Insomnia Study Journal Entry: May 9, 1989 (Day 1) I'm not sleeping. The skin under my eyes is puckered and loose and dark. I've read things accomplished writers have written about insomnia and none of it connects with me. The bedroom is a lonely place. Even with my wife beside me. She sleeps deeply, quietly. I heard someone say that they have watched their wife sleep and she looked like a monster. I understand what he meant. You can't help but love them, but they look foreign in the shadows. Sinister.

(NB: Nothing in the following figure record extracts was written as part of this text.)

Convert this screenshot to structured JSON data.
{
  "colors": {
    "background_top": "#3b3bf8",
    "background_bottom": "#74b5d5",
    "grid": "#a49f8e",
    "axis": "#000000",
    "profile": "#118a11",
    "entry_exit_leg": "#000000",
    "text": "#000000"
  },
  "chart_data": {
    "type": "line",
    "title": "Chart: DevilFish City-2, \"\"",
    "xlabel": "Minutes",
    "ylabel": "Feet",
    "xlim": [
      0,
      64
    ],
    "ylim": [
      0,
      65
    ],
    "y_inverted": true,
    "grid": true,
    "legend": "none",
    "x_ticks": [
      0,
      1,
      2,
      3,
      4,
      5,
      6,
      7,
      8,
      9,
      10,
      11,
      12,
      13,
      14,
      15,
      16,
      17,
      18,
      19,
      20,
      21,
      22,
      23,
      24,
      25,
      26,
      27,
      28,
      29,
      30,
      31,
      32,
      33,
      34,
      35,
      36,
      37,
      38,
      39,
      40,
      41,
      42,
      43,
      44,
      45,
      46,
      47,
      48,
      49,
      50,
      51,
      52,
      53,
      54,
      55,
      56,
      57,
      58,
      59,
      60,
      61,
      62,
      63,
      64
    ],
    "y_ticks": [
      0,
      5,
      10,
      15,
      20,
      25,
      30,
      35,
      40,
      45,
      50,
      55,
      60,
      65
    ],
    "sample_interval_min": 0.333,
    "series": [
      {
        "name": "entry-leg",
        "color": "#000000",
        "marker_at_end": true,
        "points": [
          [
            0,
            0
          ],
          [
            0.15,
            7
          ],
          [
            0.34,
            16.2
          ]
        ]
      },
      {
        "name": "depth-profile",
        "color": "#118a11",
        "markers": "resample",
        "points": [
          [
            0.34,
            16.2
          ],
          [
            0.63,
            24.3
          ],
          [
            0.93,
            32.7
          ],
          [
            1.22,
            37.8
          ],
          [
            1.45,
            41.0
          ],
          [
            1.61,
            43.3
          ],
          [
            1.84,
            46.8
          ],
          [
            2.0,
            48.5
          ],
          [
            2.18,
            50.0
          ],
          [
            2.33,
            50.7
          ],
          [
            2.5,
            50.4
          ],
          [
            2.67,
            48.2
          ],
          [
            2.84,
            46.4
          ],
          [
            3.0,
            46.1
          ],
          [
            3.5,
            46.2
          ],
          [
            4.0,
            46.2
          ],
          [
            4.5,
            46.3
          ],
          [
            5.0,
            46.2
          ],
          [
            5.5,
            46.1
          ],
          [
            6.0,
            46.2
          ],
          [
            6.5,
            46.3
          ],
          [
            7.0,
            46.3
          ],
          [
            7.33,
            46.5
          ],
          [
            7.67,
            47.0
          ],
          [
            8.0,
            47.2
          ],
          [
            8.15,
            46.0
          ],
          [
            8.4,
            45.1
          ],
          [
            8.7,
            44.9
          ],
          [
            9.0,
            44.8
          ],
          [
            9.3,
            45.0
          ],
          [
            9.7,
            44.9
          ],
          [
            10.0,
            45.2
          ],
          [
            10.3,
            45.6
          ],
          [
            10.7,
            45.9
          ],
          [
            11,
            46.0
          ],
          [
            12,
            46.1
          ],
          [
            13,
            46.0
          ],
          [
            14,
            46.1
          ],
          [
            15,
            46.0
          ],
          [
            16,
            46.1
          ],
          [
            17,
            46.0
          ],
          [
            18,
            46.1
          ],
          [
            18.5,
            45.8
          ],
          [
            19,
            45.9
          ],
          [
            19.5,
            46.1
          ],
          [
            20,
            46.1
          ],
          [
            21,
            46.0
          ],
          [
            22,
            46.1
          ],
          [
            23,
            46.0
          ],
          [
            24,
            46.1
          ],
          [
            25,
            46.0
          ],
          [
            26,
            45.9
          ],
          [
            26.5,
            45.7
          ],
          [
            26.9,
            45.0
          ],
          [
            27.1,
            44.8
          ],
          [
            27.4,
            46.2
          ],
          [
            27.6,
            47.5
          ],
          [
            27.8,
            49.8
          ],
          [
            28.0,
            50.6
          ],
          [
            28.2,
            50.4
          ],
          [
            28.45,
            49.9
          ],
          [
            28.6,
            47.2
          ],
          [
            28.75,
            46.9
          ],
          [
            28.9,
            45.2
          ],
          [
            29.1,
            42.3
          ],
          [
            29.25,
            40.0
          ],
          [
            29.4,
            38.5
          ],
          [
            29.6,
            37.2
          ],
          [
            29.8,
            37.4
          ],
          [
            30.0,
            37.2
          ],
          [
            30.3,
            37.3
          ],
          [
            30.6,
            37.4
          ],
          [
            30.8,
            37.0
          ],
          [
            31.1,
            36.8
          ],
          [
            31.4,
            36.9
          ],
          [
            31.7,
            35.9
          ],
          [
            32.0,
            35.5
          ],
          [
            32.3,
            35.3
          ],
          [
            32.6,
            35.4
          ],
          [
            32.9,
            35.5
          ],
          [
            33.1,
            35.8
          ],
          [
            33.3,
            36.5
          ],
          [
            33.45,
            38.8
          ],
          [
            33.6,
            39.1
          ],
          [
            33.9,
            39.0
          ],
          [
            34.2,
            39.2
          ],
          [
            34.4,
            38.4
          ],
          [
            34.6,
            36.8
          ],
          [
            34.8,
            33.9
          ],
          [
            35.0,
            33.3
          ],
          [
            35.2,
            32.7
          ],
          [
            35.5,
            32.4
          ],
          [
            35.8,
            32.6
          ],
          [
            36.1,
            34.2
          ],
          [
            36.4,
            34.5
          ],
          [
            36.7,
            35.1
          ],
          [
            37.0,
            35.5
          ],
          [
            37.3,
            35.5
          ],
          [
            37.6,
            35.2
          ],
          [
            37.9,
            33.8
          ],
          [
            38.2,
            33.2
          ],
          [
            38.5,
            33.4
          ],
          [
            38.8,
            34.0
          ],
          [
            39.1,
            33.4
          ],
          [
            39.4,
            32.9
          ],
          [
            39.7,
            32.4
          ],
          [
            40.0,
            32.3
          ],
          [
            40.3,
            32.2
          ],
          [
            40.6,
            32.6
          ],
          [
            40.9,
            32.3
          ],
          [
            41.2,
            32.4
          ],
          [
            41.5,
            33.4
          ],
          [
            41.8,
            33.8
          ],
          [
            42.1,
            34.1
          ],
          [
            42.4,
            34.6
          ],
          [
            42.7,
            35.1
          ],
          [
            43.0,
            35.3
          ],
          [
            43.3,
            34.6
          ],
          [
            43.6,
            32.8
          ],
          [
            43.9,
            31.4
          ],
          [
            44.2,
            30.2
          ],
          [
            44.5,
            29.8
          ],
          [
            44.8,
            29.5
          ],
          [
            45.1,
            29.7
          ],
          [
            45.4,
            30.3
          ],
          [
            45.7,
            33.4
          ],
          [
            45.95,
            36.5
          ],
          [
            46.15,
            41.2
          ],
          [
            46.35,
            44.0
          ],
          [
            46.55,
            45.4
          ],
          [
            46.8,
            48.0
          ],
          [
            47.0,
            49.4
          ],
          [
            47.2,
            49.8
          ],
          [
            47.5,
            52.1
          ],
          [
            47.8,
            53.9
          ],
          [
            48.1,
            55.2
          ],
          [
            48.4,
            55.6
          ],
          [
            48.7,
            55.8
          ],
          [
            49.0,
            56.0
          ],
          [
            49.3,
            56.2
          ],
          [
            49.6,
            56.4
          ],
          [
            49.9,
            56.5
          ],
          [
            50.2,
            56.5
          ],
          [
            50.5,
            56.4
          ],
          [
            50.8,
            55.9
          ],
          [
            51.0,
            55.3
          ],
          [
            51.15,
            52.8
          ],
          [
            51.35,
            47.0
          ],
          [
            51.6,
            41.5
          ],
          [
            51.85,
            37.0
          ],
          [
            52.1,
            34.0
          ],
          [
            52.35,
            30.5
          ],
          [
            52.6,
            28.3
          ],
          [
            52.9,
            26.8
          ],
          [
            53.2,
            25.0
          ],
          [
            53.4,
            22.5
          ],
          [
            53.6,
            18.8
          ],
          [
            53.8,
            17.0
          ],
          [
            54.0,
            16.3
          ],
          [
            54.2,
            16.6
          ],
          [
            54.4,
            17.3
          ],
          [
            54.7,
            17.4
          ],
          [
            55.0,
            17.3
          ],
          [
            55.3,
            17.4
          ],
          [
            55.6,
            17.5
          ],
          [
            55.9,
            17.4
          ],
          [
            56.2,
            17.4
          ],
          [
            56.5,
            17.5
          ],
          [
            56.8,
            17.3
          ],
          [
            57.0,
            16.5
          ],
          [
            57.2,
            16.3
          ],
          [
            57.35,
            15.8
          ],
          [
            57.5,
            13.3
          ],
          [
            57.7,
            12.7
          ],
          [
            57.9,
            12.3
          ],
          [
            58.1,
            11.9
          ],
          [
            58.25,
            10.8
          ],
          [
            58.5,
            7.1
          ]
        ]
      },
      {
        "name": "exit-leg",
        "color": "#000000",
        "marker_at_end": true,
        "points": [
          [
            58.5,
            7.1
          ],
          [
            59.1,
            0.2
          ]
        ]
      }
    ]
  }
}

When I can't sleep, I drive. Last night I drove to New Bern and back. New Bern has an all night diner that serves fresh oysters. On the way down east, I watched a man jump out of his truck, take his shoe off, and throw it at a flashing traffic light. I slowed to a stop and watched him through the rear glass. He squatted in the road and placed his palms flat on the black top. His head rose slowly and he looked at me. I pulled away when I saw him untie his other shoe.
I took a sleeping pill after I ate. During the drive home the world felt like it didn't exist unless I saw it. I mean, that it seemed like the world was a charcoal drawing being created as it appeared through the windshield. I went faster and faster trying to move out beyond the black outlines and into the empty white. But, what I was racing for ended up being the sun, rising in my rear view mirror.